Russian president Vladimir Putin
President Vladimir Putin, pictured September 2022. Credit: Council.gov.ru / Wikimedia Commons CC BY 4.0

Vladimir Putin won by a landslide in Russia accumulating more than 87 percent of the vote in a Presidential election where no credible opposition candidate was allowed to stand.

The result means Putin will rule until at least 2030, when he will be 77. As Russia’s longest-serving leader since Soviet dictator Joseph Stalin, he will secure a third full decade of rule.

Western countries lined up to condemn the vote as neither free nor fair. The US said the election was “obviously not free nor fair,” and Germany called it a “pseudo-election” under an authoritarian ruler reliant on censorship, repression, and violence. UK Foreign Secretary Lord Cameron condemned “the illegal holding of elections on Ukrainian territory.”

With most opposition candidates either dead, jailed, exiled, or barred from running and with dissent effectively outlawed in Russia since it launched its full-scale invasion of Ukraine in February 2022, Putin faced no challenge to his rule.

Putin hails election in Russia

President Putin hailed Russia’s presidential campaign as far more advanced than the US, citing Russia’s use of online voting, which officials said brought in eight million voters.

“It’s transparent and absolutely objective,” he suggested, “not like in the US with mail-in voting…you can buy a vote for $10,” he said.

“What did you want, for them to applaud us?
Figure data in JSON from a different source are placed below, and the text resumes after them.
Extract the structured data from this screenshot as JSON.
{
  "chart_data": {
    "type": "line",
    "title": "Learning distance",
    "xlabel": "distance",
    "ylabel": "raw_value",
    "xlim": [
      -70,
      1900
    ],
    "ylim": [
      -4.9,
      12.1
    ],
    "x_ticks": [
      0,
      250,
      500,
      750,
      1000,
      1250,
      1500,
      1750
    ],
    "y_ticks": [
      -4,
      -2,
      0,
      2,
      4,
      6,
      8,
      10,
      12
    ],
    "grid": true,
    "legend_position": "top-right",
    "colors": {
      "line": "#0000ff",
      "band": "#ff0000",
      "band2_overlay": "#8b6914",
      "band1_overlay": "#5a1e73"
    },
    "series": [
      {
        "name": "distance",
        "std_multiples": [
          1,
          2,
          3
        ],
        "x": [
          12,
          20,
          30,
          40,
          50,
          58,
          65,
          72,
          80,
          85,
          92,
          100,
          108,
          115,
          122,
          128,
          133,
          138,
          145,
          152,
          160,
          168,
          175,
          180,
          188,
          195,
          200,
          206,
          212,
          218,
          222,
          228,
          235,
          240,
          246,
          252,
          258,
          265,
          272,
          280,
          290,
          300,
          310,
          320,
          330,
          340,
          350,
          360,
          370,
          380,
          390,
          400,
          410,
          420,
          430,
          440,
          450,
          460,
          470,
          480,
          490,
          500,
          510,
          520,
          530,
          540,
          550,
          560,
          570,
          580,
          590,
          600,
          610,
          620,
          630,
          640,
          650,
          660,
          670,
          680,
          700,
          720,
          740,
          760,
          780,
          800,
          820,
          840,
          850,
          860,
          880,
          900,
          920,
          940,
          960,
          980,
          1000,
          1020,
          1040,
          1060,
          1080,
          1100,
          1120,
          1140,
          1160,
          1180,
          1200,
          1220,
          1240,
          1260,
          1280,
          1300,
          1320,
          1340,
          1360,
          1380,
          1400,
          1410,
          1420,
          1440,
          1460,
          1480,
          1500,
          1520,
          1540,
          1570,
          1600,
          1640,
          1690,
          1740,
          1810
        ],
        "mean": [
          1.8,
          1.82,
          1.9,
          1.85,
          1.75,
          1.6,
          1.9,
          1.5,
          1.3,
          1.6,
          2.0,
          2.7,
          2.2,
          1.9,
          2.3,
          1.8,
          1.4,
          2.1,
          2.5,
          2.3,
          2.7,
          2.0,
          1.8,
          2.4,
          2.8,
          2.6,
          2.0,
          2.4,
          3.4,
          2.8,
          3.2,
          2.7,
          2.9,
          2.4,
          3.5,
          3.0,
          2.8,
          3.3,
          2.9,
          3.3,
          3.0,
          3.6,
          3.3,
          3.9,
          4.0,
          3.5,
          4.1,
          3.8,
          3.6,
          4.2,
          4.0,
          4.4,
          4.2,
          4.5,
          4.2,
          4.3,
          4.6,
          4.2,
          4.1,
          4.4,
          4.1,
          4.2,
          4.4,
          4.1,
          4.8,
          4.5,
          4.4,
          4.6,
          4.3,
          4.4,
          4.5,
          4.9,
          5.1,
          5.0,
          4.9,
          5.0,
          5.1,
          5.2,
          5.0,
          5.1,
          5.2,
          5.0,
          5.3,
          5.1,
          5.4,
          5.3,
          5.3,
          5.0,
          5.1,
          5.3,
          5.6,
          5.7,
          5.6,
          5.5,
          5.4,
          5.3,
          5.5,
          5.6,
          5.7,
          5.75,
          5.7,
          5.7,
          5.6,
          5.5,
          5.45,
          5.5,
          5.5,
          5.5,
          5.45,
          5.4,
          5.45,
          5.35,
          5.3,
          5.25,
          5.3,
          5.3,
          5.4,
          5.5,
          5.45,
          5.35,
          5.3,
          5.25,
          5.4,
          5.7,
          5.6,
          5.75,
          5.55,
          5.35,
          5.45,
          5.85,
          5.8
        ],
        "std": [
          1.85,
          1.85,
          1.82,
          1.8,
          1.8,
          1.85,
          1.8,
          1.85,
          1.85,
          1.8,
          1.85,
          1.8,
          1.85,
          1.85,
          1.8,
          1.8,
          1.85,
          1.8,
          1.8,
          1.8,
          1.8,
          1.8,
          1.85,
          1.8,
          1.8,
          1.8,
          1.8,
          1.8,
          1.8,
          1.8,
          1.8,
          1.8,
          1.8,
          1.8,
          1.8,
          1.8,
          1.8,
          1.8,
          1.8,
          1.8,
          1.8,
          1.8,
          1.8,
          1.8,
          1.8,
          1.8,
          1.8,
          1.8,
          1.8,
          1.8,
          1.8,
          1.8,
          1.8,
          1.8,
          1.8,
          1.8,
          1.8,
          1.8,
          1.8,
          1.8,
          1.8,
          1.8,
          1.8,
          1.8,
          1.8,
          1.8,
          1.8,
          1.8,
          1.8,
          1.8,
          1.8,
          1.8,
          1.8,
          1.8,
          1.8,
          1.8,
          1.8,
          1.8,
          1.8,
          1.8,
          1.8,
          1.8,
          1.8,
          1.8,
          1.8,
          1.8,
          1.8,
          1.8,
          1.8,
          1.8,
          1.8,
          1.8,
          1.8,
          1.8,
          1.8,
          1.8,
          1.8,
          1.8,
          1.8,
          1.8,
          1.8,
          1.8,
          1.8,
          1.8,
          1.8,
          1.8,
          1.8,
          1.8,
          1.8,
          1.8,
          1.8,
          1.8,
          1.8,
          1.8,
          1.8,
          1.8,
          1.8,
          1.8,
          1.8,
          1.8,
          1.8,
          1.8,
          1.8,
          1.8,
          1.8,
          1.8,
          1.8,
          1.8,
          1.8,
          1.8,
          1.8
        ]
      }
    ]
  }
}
They’re fighting with us in an armed conflict …their goal is to contain our development. Of course, they’re ready to say anything,” he added.

He praised opposition campaigners for encouraging voters to turn out in greater numbers, although he condemned those who spoilt their ballots and said action would be taken against them.

For the first time, he referred to Alexei Navalny—his most vocal critic—by name, a month after he died in a penal colony in the Arctic Circle.

In a remark possibly aimed at rebutting widespread allegations that he had Navalny killed, Putin confirmed reports that he had explored exchanging him for prisoners held in the West on the condition that his rival would never return.

“I said I’m for it but, unfortunately, what happened happened,” Putin said. “What can you do? That’s life.”

The election was also held in occupied regions of Ukraine

Russia also held the presidential election in four Ukrainian regions it annexed during its full-scale invasion. Ukraine said the elections violated international law and would be designated “null and void.”

Russian-installed authorities in occupied Ukraine reported a high turnout of more than 80 percent. However, evidence has emerged of voter coercion. Russian Telegram channels have shown Russian soldiers accompanying election officials as they go house-to-house to collect votes.

One video from Luhansk showed an elderly woman in her apartment filling out an election paper and putting it in the ballot box, while a man in army fatigues stood over her with a rifle slung across his chest.

After the release of preliminary results on Sunday, Ukrainian President Volodymyr Zelensky called Putin a “dictator” and Russia’s election a “sham.”